1 June 2022: Following two years of lockdown restrictions, South Africa’s economic recovery in is being thwarted by a number of adversities on both local and global fronts. Locally, several antagonistic forces are at play, namely significant fuel price hikes and the ongoing bouts of load shedding, which continue to undermine the stability of the energy system and put additional pressure on small and medium-sized enterprises (SMEs) in the country.
This is the opinion of Rene Botha, Area Manager at South African SME financier, Business Partners Limited, who explains that the effects of these realities are felt most acutely by small businesses. Within this context, SME owners need to focus single-mindedly on finding creative ways to circumvent these challenges in order to maintain a semblance of ‘business as usual.’
“Globally, the domino effect of record-high inflation will continue to trickle down to developing countries like South Africa. For the SME sector – the engine that drives a large proportion of South Africa’s economy – this has created a particularly demanding business environment. While the industry may have once envisioned problems like load shedding to be temporary, SME owners now need to start preparing for these challenges as long-term realities.”
A spotlight on load shedding
Load shedding has led to significant revenue losses, with the most recent figures presented by technology company, Yoco, suggesting that about 30% of small businesses have lost up to 10% of their annual revenue due to the onset of load shedding. There are several theories on how much longer load shedding will continue, with one source suggesting that it could persist well into 2025. The general consensus, however, is that it is a South African reality for which small businesses need to prepare.
Botha offers the following tips for SMEs on how to reduce the effects of load shedding:
- Surge protect your property
With small businesses playing such a crucial role in the subsistence of South Africa’s economy, finding innovative ways to mitigate load shedding needs to be a priority. At a minimum, SMEs should have preventative measures in place to reduce damage to their property, which includes installing surge protection plugs.
- Install a backup power source
Another way to avoid incurring severe revenue losses as a result of load shedding is to invest in battery-powered backup technologies like point-of-sale devices, so that sales can still be processed when the electricity is cut off.
With the wide variety now available, SMEs should be able to find battery-powered solutions that meet their needs. Portable nano solutions are relatively cost-effective when compared to the potential revenue loss of being completely unable to operate. Solar powered backup generators are also viable options for larger businesses, especially where factors like food storage need to be taken into account. A good, practical exercise for SME owners would be to add up the line item costs of undergoing a complete shutdown during load shedding versus the initial outlay of a backup power source or the cost of going completely green for your building. In the vast majority of cases, the cost saving potential of backup energy or going green justifies the initial investment especially with finance that comes with rebates as with the Business Partners Ltd’s Green Buildings Finance programme.

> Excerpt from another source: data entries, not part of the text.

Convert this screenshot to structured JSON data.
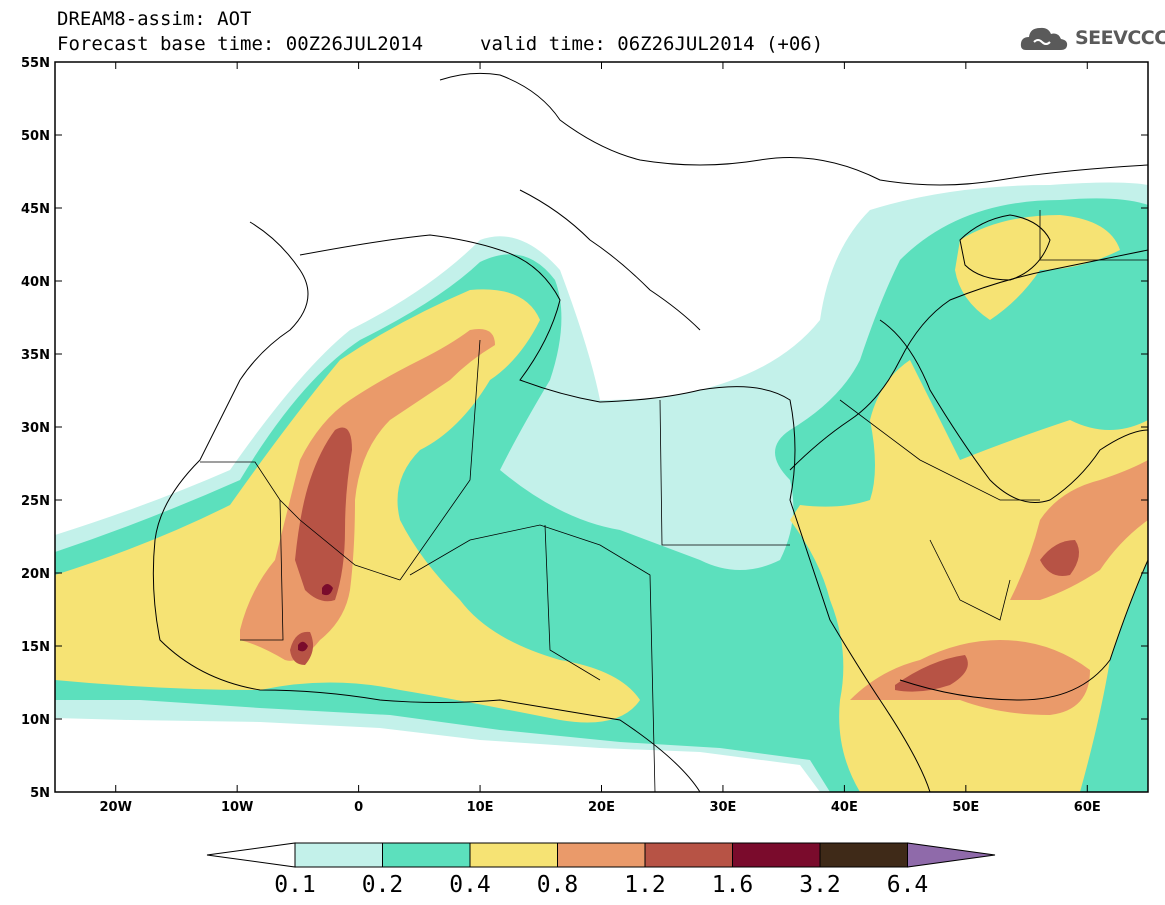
{
  "header": {
    "title": "DREAM8-assim: AOT",
    "base_time": "Forecast base time: 00Z26JUL2014",
    "valid_time": "valid time: 06Z26JUL2014 (+06)",
    "logo_text": "SEEVCCC"
  },
  "map": {
    "lon_range": [
      -25,
      65
    ],
    "lat_range": [
      5,
      55
    ],
    "lat_ticks": [
      "55N",
      "50N",
      "45N",
      "40N",
      "35N",
      "30N",
      "25N",
      "20N",
      "15N",
      "10N",
      "5N"
    ],
    "lon_ticks": [
      "20W",
      "10W",
      "0",
      "10E",
      "20E",
      "30E",
      "40E",
      "50E",
      "60E"
    ],
    "projection": "lat-lon",
    "variable": "AOT",
    "background_color": "#ffffff"
  },
  "colorbar": {
    "levels": [
      "0.1",
      "0.2",
      "0.4",
      "0.8",
      "1.2",
      "1.6",
      "3.2",
      "6.4"
    ],
    "colors": [
      "#c3f1ea",
      "#5ce0bd",
      "#f6e374",
      "#ea9a6a",
      "#b75345",
      "#7a0b2c",
      "#3f2a18",
      "#8f6aaa"
    ],
    "under_color": "#ffffff"
  }
}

The effects of the fuel price hike
Hikes in fuel prices affect South African small businesses across several sectors. SMEs who deliver or collect goods, or transport people as part of their business model are directly impacted. Small businesses are also affected indirectly when supplier prices escalate in order to accommodate rising fuel prices. From a macroeconomic perspective, fuel hikes can drastically reduce consumers’ disposable and spending power, which can also have a knock-on effect on an SME’s bottom-line.
Botha offers the following tips on how small businesses can mitigate the effects of the fuel price increase:
- Prioritise vehicle maintenance
Depending on the vehicle being used, there are ways to maintain a car to ensure that its fuel consumption remains relatively low. For example, tyres that are underinflated have a higher rolling resistance on the road, which generates excess friction and increases fuel consumption in the long run. Tyre pressure should be checked at least once a month, engines need to be serviced frequently and air filters should be kept cleaned.
- Optimise your travel arrangements
Technology is a powerful enabler when it comes to finding ways to be more fuel-efficient. Navigation apps like Google Maps and Waze collate millions of data points to provide users with accurate information on traffic capacities and alternative, faster routes. By using these apps to avoid peak traffic times, SMEs can reduce their fuel input cost. Incremental savings in the short-term can accumulate into longer term savings.
SMEs who deliver goods can introduce set delivery slots and use digital tools to position these slots within hours that roads are relatively free of traffic. This can be marketed to customers effectively by emphasising how set delivery times will help goods recipients to plan their schedules more efficiently.